Moreover, protection of life also includes
protection of children in many circumstances, in foster care, in our own homes,
schools.
This is a call to us, even if all of the
other cars are by speeding by
The Good Samaritan parable is told to remind
us of the law, the law of love. So that's the law part.
[_05_] 2nd.
LOCATION
The Good Samaritan parable is also told us to
remind us of a location, the location Jesus told this parable to those who are
well aware of the dramatic element and the dramatic change of location between
Jerusalem and Jericho, and also the dramatic cultural change between the Jewish
and the Samaritan people.
The parable of the Good Samaritan is both a
geographic and a demographic message, which suggests division and divide the
city of Jericho.
In fact, at 258 m or 846 feet below sea
level, located adjacent to the Dead Sea is today the city with the lowest point
it's the city at the lowest point below sea level of any other city in the
world, lower than any other city, any other inhabited city in the world. (Jericho is not only lower than Death Valley,
California….but also has people living there. No one lives in Death Valley).
So…
the geography – the low point – is part of the message here.
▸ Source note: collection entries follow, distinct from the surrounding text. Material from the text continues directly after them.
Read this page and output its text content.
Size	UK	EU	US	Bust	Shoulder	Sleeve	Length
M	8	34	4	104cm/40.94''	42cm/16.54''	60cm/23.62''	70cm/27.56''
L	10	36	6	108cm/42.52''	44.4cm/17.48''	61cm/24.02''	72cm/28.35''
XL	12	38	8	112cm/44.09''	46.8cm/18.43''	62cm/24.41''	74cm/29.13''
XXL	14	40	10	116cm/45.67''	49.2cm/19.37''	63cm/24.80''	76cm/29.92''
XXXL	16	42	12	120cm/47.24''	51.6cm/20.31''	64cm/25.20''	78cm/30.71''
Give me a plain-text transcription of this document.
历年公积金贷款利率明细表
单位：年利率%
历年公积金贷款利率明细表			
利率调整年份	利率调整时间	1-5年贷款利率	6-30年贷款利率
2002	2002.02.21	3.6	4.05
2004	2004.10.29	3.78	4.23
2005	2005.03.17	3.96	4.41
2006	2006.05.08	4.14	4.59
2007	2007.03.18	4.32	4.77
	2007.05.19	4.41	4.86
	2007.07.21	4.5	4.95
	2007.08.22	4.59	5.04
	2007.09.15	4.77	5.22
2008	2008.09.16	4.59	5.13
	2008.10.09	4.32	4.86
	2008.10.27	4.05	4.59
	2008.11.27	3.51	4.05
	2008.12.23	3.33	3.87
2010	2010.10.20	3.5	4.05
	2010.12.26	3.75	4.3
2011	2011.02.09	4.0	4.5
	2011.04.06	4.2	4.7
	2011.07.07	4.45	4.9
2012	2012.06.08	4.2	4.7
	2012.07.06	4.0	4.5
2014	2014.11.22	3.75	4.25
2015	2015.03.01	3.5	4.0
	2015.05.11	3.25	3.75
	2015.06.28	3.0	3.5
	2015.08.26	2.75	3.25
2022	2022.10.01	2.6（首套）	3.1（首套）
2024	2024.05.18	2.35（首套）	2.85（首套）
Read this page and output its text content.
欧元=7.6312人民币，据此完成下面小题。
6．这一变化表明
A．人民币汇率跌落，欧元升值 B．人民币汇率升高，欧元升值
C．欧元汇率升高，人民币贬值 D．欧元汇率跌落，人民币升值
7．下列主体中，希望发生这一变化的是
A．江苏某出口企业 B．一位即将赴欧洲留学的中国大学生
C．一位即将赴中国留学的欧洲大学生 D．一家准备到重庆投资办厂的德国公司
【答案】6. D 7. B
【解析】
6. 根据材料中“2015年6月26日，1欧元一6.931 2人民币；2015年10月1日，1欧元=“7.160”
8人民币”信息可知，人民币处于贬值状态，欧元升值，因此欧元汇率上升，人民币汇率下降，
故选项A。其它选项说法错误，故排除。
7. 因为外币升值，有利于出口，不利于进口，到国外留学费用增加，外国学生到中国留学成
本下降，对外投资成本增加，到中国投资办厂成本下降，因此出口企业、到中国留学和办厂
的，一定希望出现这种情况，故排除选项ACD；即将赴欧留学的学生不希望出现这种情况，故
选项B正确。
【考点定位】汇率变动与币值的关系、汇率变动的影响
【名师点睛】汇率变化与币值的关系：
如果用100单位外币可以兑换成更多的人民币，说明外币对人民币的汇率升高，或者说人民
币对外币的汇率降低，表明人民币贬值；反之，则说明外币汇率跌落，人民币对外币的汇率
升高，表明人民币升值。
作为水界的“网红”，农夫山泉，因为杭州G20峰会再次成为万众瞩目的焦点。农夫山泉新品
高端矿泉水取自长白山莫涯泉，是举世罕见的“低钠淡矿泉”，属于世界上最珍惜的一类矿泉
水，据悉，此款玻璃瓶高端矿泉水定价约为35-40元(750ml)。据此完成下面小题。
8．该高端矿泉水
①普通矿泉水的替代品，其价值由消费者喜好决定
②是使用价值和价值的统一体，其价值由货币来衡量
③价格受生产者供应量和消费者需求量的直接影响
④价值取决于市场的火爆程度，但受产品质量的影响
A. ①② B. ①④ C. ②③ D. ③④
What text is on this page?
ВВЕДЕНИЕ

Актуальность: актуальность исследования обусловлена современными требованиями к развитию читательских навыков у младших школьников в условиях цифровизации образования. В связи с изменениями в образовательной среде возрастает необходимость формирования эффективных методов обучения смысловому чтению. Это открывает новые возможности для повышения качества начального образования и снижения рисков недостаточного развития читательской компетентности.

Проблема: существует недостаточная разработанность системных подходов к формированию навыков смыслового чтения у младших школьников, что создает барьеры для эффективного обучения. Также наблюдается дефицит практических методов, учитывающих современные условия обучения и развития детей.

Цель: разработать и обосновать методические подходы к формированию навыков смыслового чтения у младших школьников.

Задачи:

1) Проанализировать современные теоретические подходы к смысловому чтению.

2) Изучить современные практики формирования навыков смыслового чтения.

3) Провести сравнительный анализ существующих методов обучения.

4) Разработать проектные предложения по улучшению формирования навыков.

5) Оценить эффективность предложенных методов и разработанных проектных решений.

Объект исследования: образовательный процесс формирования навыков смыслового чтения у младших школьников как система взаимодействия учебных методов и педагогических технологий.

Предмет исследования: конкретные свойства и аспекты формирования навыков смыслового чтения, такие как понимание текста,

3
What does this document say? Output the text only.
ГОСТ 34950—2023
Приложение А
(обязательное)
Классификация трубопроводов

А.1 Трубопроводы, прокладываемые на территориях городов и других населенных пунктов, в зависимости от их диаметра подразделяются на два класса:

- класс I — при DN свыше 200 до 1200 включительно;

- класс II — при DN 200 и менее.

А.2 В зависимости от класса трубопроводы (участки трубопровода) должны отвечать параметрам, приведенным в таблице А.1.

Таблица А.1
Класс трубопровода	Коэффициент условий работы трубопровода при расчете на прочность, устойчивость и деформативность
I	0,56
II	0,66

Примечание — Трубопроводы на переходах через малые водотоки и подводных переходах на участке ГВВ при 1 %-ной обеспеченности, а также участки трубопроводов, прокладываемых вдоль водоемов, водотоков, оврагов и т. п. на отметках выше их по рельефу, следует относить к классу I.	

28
If you were
on your way from the hight point of Jerusalem to low point of Jericho, that is
a journey from light to darkness you were going from the top to the bottom, you
were going from safety to danger.
Jesus Himself, as the Incarnation of God,
also comes to us at our lowest point, first being born a child and also at the
lowest by suffering and dying for our sins. Jesus is the Good Samaritan. You
and I are person at the side of the road, par
excellence.
The parable of the Good Samaritan reminds us
of Jesus's love for us and our call to recognize that helping a neighbor might
involve helping someone who will ask us to leave our own comfort zone. But
doing so will help us to build a new community. Based on the final question
between the scholar of the law and our Savior, the final question, who the
final question about of the three the priests, the Levite and the Samaritan who
was neighbor to the robbers victim and the Levite and the scholar says the one
who treated him with mercy. And Jesus says to the scholar and to you, the
scholars of the law, as well go and do likewise.